Emmylou live in Manchester

Norman Geras is the proprietor of the excellent Normblog, a reasonable Marxist, a British friend of America, a fine person, and a knowledgeable fan of Emmylou Harris. He has been running a recap of Emmylou’s recorded musical output in anticipation of seeing her live in Manchester.
Emmylou always performs live with incredibly hot musicians, and her current group is no exception. It goes under the name “Spyboy,” and she has released a disk of the live show she performs with the group. We saw the show in Minneapolis two years ago, and it was a transcendently beautiful event.
Emmylou was discovered by Gram Parsons and launched on her own career by her early work with him. Parsons is one of the legendary flameouts of rock and roll. He left an indelible imprint on pop music through his recorded work with the Byrds, the Flying Burrito Brothers, and his own two solo albums. He forged the union of country and rock and folk that he dubbed “Cosmic American Music,” then died in 1973 of a drug and alcohol overdose at age 27.
Emmylou must have loved him deeply.
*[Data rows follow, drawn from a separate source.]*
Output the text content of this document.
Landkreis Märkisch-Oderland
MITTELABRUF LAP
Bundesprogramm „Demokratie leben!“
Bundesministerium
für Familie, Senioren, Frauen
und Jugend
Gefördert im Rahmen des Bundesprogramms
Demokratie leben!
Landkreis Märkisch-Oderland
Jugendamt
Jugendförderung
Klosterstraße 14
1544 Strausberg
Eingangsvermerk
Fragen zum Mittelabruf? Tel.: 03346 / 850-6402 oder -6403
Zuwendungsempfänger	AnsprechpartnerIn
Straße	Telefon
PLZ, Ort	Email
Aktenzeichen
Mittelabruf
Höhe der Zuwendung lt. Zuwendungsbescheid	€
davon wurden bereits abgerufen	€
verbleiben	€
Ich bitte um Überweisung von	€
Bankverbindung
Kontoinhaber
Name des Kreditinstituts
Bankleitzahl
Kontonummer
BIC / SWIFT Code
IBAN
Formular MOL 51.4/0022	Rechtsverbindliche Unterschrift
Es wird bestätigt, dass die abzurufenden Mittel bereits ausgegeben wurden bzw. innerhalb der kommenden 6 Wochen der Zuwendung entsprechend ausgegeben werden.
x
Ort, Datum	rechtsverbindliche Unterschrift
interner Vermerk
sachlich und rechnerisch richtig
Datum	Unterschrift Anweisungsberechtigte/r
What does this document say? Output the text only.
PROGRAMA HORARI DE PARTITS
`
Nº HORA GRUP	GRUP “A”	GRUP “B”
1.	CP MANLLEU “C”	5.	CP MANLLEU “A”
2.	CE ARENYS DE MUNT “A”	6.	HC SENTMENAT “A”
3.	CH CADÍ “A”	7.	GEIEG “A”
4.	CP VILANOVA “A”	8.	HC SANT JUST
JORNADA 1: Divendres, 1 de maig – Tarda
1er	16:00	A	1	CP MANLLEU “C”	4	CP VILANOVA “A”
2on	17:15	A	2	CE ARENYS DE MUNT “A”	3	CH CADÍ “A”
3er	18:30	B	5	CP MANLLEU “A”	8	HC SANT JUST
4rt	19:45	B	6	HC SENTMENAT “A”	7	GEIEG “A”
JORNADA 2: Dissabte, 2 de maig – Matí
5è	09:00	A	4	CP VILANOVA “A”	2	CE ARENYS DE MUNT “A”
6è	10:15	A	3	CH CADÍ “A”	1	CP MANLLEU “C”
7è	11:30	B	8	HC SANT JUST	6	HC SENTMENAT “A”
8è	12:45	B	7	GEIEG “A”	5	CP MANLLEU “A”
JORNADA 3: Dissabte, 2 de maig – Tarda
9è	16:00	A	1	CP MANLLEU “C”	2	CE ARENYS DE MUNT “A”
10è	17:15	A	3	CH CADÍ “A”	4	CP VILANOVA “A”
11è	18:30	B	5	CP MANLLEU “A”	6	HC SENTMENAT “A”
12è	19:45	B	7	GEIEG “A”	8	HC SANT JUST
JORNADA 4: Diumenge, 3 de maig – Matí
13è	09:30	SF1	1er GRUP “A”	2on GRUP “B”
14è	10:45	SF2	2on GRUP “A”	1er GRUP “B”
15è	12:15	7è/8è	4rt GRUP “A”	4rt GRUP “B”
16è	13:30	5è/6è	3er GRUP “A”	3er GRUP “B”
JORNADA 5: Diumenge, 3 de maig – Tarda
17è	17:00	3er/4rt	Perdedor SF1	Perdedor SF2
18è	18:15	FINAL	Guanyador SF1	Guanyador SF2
She unfailingly pays tribute to Parsons in every live show she plays, either performing one of Parsons’ songs or a song on which she sang harmony with him. (She also produced an excellent Parsons tribute disk a couple years ago.) The night we saw her play in Minneapolis (and on the Spyboy live disk) that song was the Everly Brothers’ “Love Hurts.” Her musical tributes to Parsons are a highlight of her live show and her loyalty to his memory is moving.
On Wednesday Norm took a brief break from commenting on pressing events to post his review of Emmylou live in Manchester: “[O]n comes Emmylou Harris with the ease and naturalness of a grand old lady of the music, and wearing it without any trace of arrogance or show. She just sings her stuff, both new and old, like it’s forever. And that voice, with its distinctive purity; not thin exactly but kind of slender, and coming from somewhere higher up.
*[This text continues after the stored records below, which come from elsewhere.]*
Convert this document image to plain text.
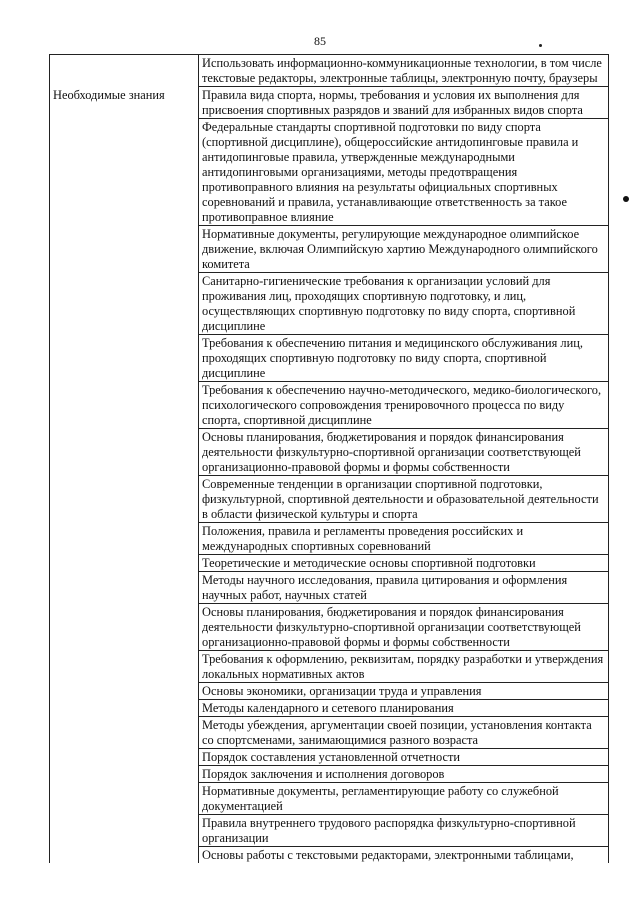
85
	Использовать информационно-коммуникационные технологии, в том числе текстовые редакторы, электронные таблицы, электронную почту, браузеры
Необходимые знания	Правила вида спорта, нормы, требования и условия их выполнения для присвоения спортивных разрядов и званий для избранных видов спорта
	Федеральные стандарты спортивной подготовки по виду спорта (спортивной дисциплине), общероссийские антидопинговые правила и антидопинговые правила, утвержденные международными антидопинговыми организациями, методы предотвращения противоправного влияния на результаты официальных спортивных соревнований и правила, устанавливающие ответственность за такое противоправное влияние
	Нормативные документы, регулирующие международное олимпийское движение, включая Олимпийскую хартию Международного олимпийского комитета
	Санитарно-гигиенические требования к организации условий для проживания лиц, проходящих спортивную подготовку, и лиц, осуществляющих спортивную подготовку по виду спорта, спортивной дисциплине
	Требования к обеспечению питания и медицинского обслуживания лиц, проходящих спортивную подготовку по виду спорта, спортивной дисциплине
	Требования к обеспечению научно-методического, медико-биологического, психологического сопровождения тренировочного процесса по виду спорта, спортивной дисциплине
	Основы планирования, бюджетирования и порядок финансирования деятельности физкультурно-спортивной организации соответствующей организационно-правовой формы и формы собственности
	Современные тенденции в организации спортивной подготовки, физкультурной, спортивной деятельности и образовательной деятельности в области физической культуры и спорта
	Положения, правила и регламенты проведения российских и международных спортивных соревнований
	Теоретические и методические основы спортивной подготовки
	Методы научного исследования, правила цитирования и оформления научных работ, научных статей
	Основы планирования, бюджетирования и порядок финансирования деятельности физкультурно-спортивной организации соответствующей организационно-правовой формы и формы собственности
	Требования к оформлению, реквизитам, порядку разработки и утверждения локальных нормативных актов
	Основы экономики, организации труда и управления
	Методы календарного и сетевого планирования
	Методы убеждения, аргументации своей позиции, установления контакта со спортсменами, занимающимися разного возраста
	Порядок составления установленной отчетности
	Порядок заключения и исполнения договоров
	Нормативные документы, регламентирующие работу со служебной документацией
	Правила внутреннего трудового распорядка физкультурно-спортивной организации
	Основы работы с текстовыми редакторами, электронными таблицами,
“I don’t mean this in a religious sense, not being so inclined. But in a metaphysical sense, maybe. For Emmy stands on stage and she sings at you; it’s plain, that’s where the voice is coming from. But it sounds like from somewhere higher, as though sliding down from between two very closely aligned forms. Of the Emmylou Harris classics, we heard a marvellous Hickory Wind; and Together Again, and Wheels, and Wayfaring Stranger. And then to finish – in the encore – possibly her two greatest songs: (Townes Van Zandt’s) Pancho and Lefty, and Boulder to Birmingham, written by her in memory of Gram Parsons.
“Live music, there’s nothing to touch it. And though I don’t know exactly how far it is from Boulder to Birmingham – Colorado to Alabama, right?, and Emmylou sings it like it’s further – that’s how far I’d go if it was the only way of getting live music of such quality.”
Three of the songs Norm mentions relate to Parsons. “Hickory Wind” is Parsons’ classic number from the Byrds’ “Sweetheart of the Rodeo” album. “Wheels” is one of Parsons’ contributions to the Flying Burrito Brothers. Norm notes that Emmylou’s “Boulder to Birmingham” is her own tribute to Parsons. I mention this because, as Norm’s assessment confirms, the Manchester show must have been something special.
UPDATE: Reader Erik Root of the excellent Cali-Carolina blog has kindly advised us of the publication of record of “Cosmic American Music” or, as it’s currently known, alt-country or “No Depression.” The publication is Erik’s North Carolina neighbor.
CORRECTION: Writing from memory, I’d forgotten that “Boulder to Birmingham” is also on the “Spyboy” live disk. Now that it’s come back to me, I can’t get the words or the melody out of my head: “I would rock my soul in the bosom of Abraham/I would hold my life in his saving grace./I would walk all the way from Boulder to Birmingham/If I thought I could see — I could see your face.”